Chronique d’une mort annoncée, ce récit relate les derniers mois d’un père victime d’un cancer et de « ses » femmes (son épouse et ses filles). Le dessin n’est pas très engageant. Pourtant, durant ma lecture, je lui ai trouvé un certain charme. Ce n’est pas vraiment beau, pas toujours très précis mais les compositions sont bien pensées et le trait a une âme. Une âme que l’on retrouve d’ailleurs dans la narration. Entre le poids des silences, la honte de vivre et de s’amuser et les réalités plus prosaïques d’un cancer vécu au quotidien, se dégage un portrait de famille sensible et touchant. La mise en page, très aérée, assure une lecture rapide. Trop rapide même, à certains moments. Mais des images fortes se dégagent. Mention spéciale au passage dédié à la momification, un moment de détente et d’innocence enfantine qui m’a bien amusé.
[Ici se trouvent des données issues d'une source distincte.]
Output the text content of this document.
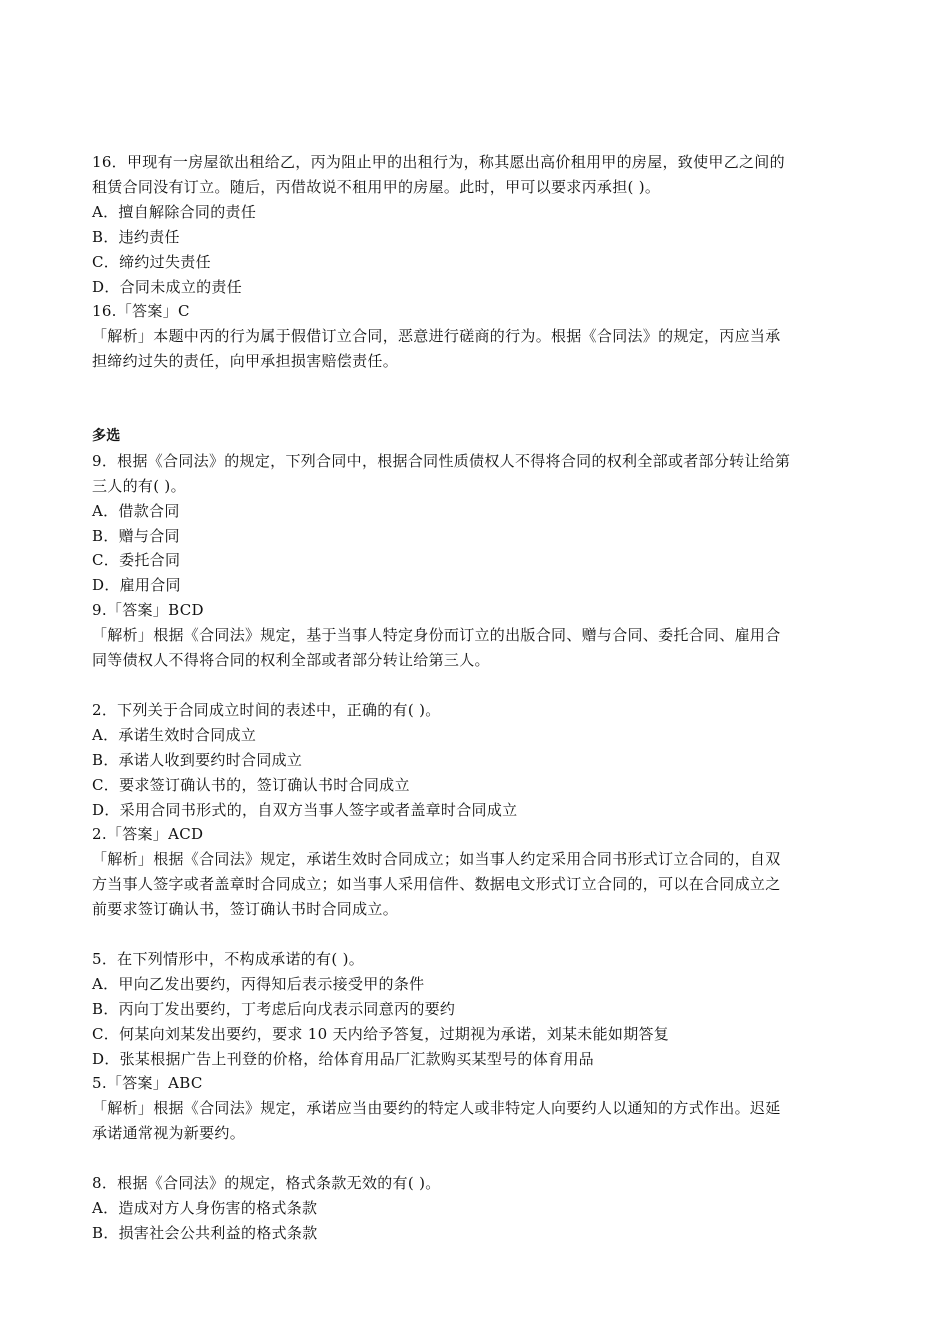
16．甲现有一房屋欲出租给乙，丙为阻止甲的出租行为，称其愿出高价租用甲的房屋，致使甲乙之间的
租赁合同没有订立。随后，丙借故说不租用甲的房屋。此时，甲可以要求丙承担( )。
A．擅自解除合同的责任
B．违约责任
C．缔约过失责任
D．合同未成立的责任
16.「答案」C
「解析」本题中丙的行为属于假借订立合同，恶意进行磋商的行为。根据《合同法》的规定，丙应当承
担缔约过失的责任，向甲承担损害赔偿责任。
多选
9．根据《合同法》的规定，下列合同中，根据合同性质债权人不得将合同的权利全部或者部分转让给第
三人的有( )。
A．借款合同
B．赠与合同
C．委托合同
D．雇用合同
9.「答案」BCD
「解析」根据《合同法》规定，基于当事人特定身份而订立的出版合同、赠与合同、委托合同、雇用合
同等债权人不得将合同的权利全部或者部分转让给第三人。
2．下列关于合同成立时间的表述中，正确的有( )。
A．承诺生效时合同成立
B．承诺人收到要约时合同成立
C．要求签订确认书的，签订确认书时合同成立
D．采用合同书形式的，自双方当事人签字或者盖章时合同成立
2.「答案」ACD
「解析」根据《合同法》规定，承诺生效时合同成立；如当事人约定采用合同书形式订立合同的，自双
方当事人签字或者盖章时合同成立；如当事人采用信件、数据电文形式订立合同的，可以在合同成立之
前要求签订确认书，签订确认书时合同成立。
5．在下列情形中，不构成承诺的有( )。
A．甲向乙发出要约，丙得知后表示接受甲的条件
B．丙向丁发出要约，丁考虑后向戊表示同意丙的要约
C．何某向刘某发出要约，要求 10 天内给予答复，过期视为承诺，刘某未能如期答复
D．张某根据广告上刊登的价格，给体育用品厂汇款购买某型号的体育用品
5.「答案」ABC
「解析」根据《合同法》规定，承诺应当由要约的特定人或非特定人向要约人以通知的方式作出。迟延
承诺通常视为新要约。
8．根据《合同法》的规定，格式条款无效的有( )。
A．造成对方人身伤害的格式条款
B．损害社会公共利益的格式条款
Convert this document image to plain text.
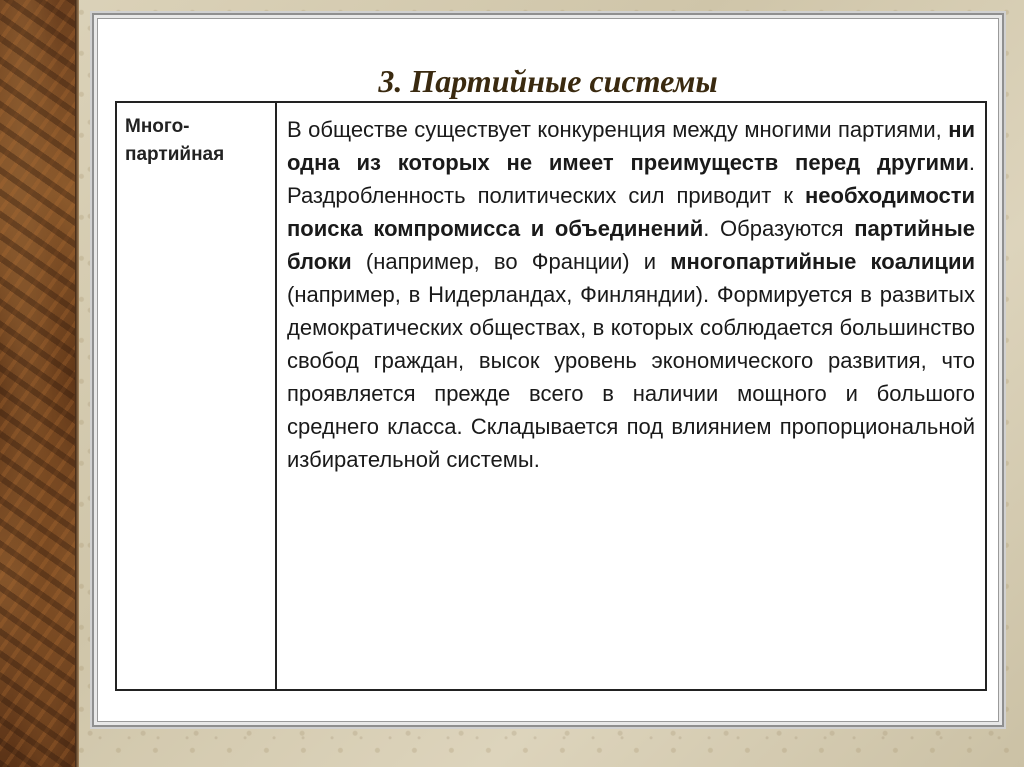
3. Партийные системы
Много-
партийная
В обществе существует конкуренция между многими партиями, ни одна из которых не имеет преимуществ перед другими. Раздробленность политических сил приводит к необходимости поиска компромисса и объединений. Образуются партийные блоки (например, во Франции) и многопартийные коалиции (например, в Нидерландах, Финляндии). Формируется в развитых демократических обществах, в которых соблюдается большинство свобод граждан, высок уровень экономического развития, что проявляется прежде всего в наличии мощного и большого среднего класса. Складывается под влиянием пропорциональной избирательной системы.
Belle idée aussi que celle des ballons-facteurs, très poétique. Je conseillerais cet album avec d’autant plus de détermination qu’il n’est pas de ceux vers lesquels le lecteur lambda aura tendance à s’orienter. Pourtant, il en vaut la peine, même s’il ne s’agit pas d’un indispensable. Un album touchant et sensible.

23/04/2014 (modifier)
Par sloane
Note: 4/5
Couverture de la série L'Esprit de Warren
L'Esprit de Warren

Depuis de longues années je suis un afficionado de BD, j'avoue que mes goût me portais plutôt vers la SF, le Fantastique et la Fantasy. C'est grâce à la fréquentation de ce site, qu'au fil de mes déambulations je suis aller voir la catégorie Polars/Thrillers. Alors là oui, après environ 3000 BD sur mes étagères, comment avais pu passer à côté de cette histoire. Tout simplement génial, vraiment bien torché (joke Mathieu). Dire que le scénario est millimétré est un euphémisme et pourtant il y avait de quoi s'y perdre avec ces retours en arrière, ces secrets de famille, les indiens, le vengeance, la folie. Quelqu'un à parlé de roman pour cette histoire, j'ajouterais de grand roman, il foisonne d'intrigues mais retombe sur ses pieds de manière magistrale. Alors oui je le relirais! et j'en parlerais a ceux qui ne connaisse pas BDthèque (les pauvres!)